Deployment of fenton and photo-fenton processes for the treatment of municipal and industrial wastewater

Abstract

Effective wastewater treatment is a key aspect in safeguarding a healthy aqueous environment, however many treatment technologies have limitations of either cost or generation of additional waste, which ends up further polluting the environment. Hence, this work focuses on the deployment of iron mediated processes, such as photo-Fenton oxidation, for wastewater treatment and seeks to provide environmentally sustainable solutions to technical challenges associated with these processes. Challenges in the application of photo-Fenton process include the (a) high energy consumption and generation of environmental impacts attributed to the use of artificial UV irradiation during treatment, (b) reduction of the efficiency of the process due to the formation of fouling on quartz sleeves, and (c) depletion of natural resources because of the need to add iron in the wastewater to initiate the Fenton reaction. To address these challenges the following solutions were explored.

First, a solar photo-Fenton process based on a circular economy concept was developed as to minimise the use of energy and chemicals addition in the wastewater. For this purpose, acid mine drainage (AMD), which is very acidic pH˂3 and rich in iron, was used to deliver iron catalyst in the Fenton/photo-Fenton treatment process for the treatment of municipal wastewater. At the best conditions assayed, it was observed that COD removal reached 99% after 90 min of photo-Fenton treatment under simulated solar light in the presence of 30 mg/L Fe. The removal efficiency of the treatment system indicated that this circular economy concept can be very promising and should be considered for wastewater treatment on large-scale.

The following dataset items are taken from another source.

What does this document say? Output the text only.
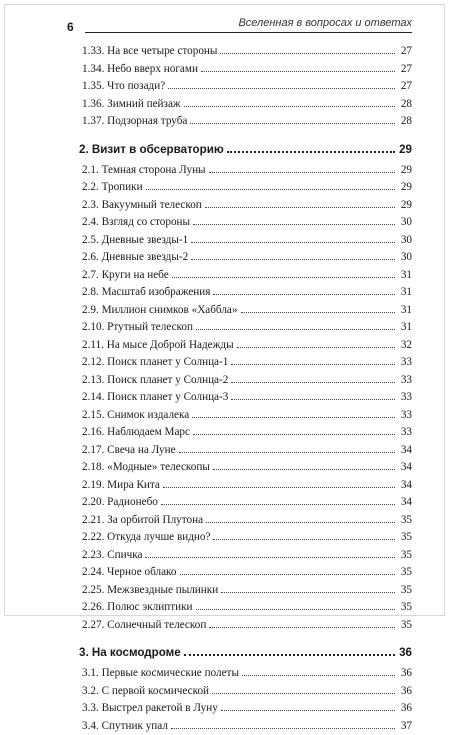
6	Вселенная в вопросах и ответах
1.33. На все четыре стороны	27
1.34. Небо вверх ногами	27
1.35. Что позади?	27
1.36. Зимний пейзаж	28
1.37. Подзорная труба	28
2. Визит в обсерваторию	29
2.1. Темная сторона Луны	29
2.2. Тропики	29
2.3. Вакуумный телескоп	29
2.4. Взгляд со стороны	30
2.5. Дневные звезды-1	30
2.6. Дневные звезды-2	30
2.7. Круги на небе	31
2.8. Масштаб изображения	31
2.9. Миллион снимков «Хаббла»	31
2.10. Ртутный телескоп	31
2.11. На мысе Доброй Надежды	32
2.12. Поиск планет у Солнца-1	33
2.13. Поиск планет у Солнца-2	33
2.14. Поиск планет у Солнца-3	33
2.15. Снимок издалека	33
2.16. Наблюдаем Марс	33
2.17. Свеча на Луне	34
2.18. «Модные» телескопы	34
2.19. Мира Кита	34
2.20. Радионебо	34
2.21. За орбитой Плутона	35
2.22. Откуда лучше видно?	35
2.23. Спичка	35
2.24. Черное облако	35
2.25. Межзвездные пылинки	35
2.26. Полюс эклиптики	35
2.27. Солнечный телескоп	35
3. На космодроме	36
3.1. Первые космические полеты	36
3.2. С первой космической	36
3.3. Выстрел ракетой в Луну	36
3.4. Спутник упал	37
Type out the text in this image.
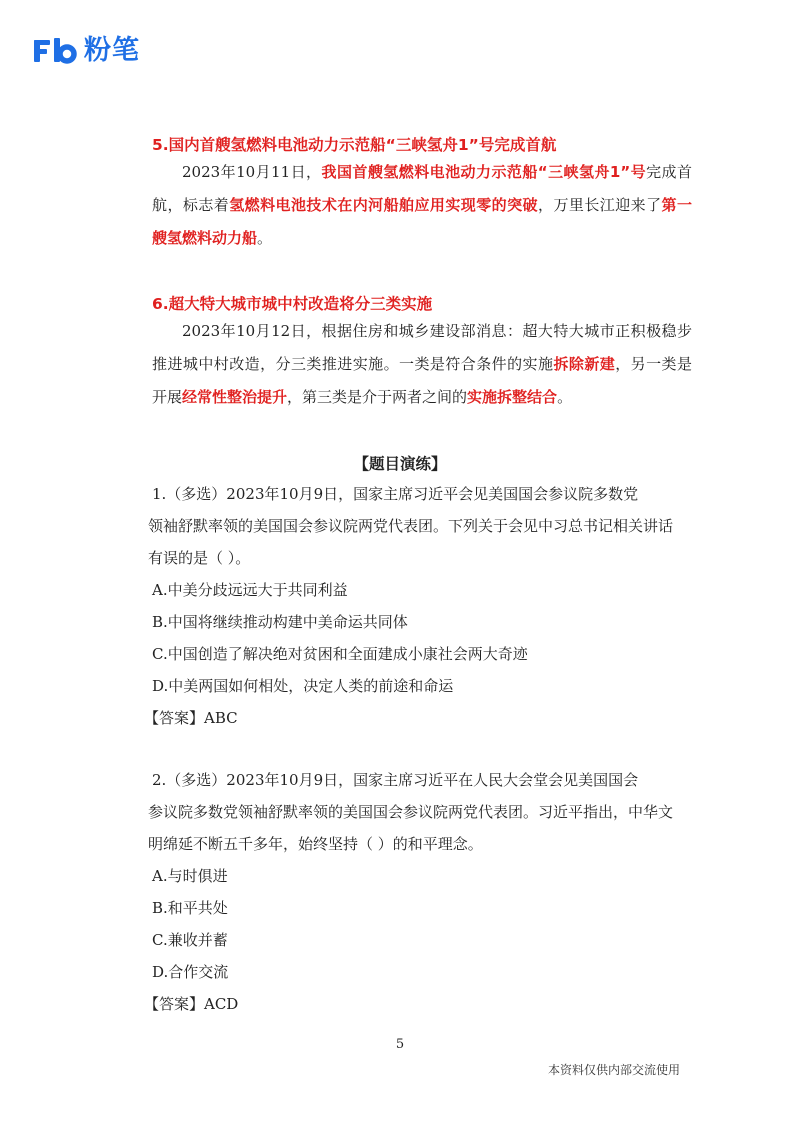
粉笔
5.国内首艘氢燃料电池动力示范船“三峡氢舟1”号完成首航
2023年10月11日，我国首艘氢燃料电池动力示范船“三峡氢舟1”号完成首航，标志着氢燃料电池技术在内河船舶应用实现零的突破，万里长江迎来了第一艘氢燃料动力船。
6.超大特大城市城中村改造将分三类实施
2023年10月12日，根据住房和城乡建设部消息：超大特大城市正积极稳步推进城中村改造，分三类推进实施。一类是符合条件的实施拆除新建，另一类是开展经常性整治提升，第三类是介于两者之间的实施拆整结合。
【题目演练】
1.（多选）2023年10月9日，国家主席习近平会见美国国会参议院多数党
领袖舒默率领的美国国会参议院两党代表团。下列关于会见中习总书记相关讲话
有误的是（ ）。
A.中美分歧远远大于共同利益
B.中国将继续推动构建中美命运共同体
C.中国创造了解决绝对贫困和全面建成小康社会两大奇迹
D.中美两国如何相处，决定人类的前途和命运
【答案】ABC
2.（多选）2023年10月9日，国家主席习近平在人民大会堂会见美国国会
参议院多数党领袖舒默率领的美国国会参议院两党代表团。习近平指出，中华文
明绵延不断五千多年，始终坚持（ ）的和平理念。
A.与时俱进
B.和平共处
C.兼收并蓄
D.合作交流
【答案】ACD
5
本资料仅供内部交流使用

Secondly, lab-scale experiments were performed to further understand the effect of basic operating parameters on the formation of quartz fouling during the photo-Fenton treatment of municipal wastewater. It was observed that fouling formation was higher in phosphorous-rich followed by iron-rich wastewater. At the same time 30% and 59% COD removal was observed during UVA photolysis and photo-Fenton (UVA/Fe/H2O2) processes, respectively. Moreover, it was observed that iron-rich wastewaters are more suitable for UV-assisted treatment, since fouling formation on quartz sleeves can be minimized by the formation of oxidizing agents, such as hydroxyl radicals during treatment.

Furthermore, this study aims to discover the potential of iron-based processes (i.e., Fenton and coagulation) to remove persistent organic pollutants, such as polymers, from wastewater. Chemical industrial wastewater can seriously affect the receiving environment since it contains various highly dangerous and toxic organic compounds for which conventional treatment is not sufficient. PW1 (COD around 13,000 mg/L) was treated with Fenton reagent i.e., Fe+2 from FeSO4.7H2O and H2O2. The experiments were done for two different ratios of Fe:H2O2:COD 1:1:1 and 2:1:1. The 2:1:1 was performed with dilution of the raw low polymer effluent and was successful in achieving about 90% of COD removal efficiency. Moreover, the BOD5/COD ratio for the treated as well as raw low polymer effluent was calculated based on the BOD5 and COD results.

The iron coagulations process was then applied to treat higher polluted polymer effluent, PW2 (COD around 58,000 mg/L). Iron was used as a coagulant in this case. The effect of various operating factors and the amount of sludge formation after treatment were examined. The effect of Fe:COD ratio as well as of pH was studied on PW2 coagulation treatment. Best removal rate (85.87%) was observed at pH 7 for Fe:COD of 1:1 since PAA are deprotonated at neutral pH. Sludge produced during the coagulation treatment was also measured and analysed.

All in all, iron-based oxidation processes can be a promising environmentally sustainable process for wastewater treatment.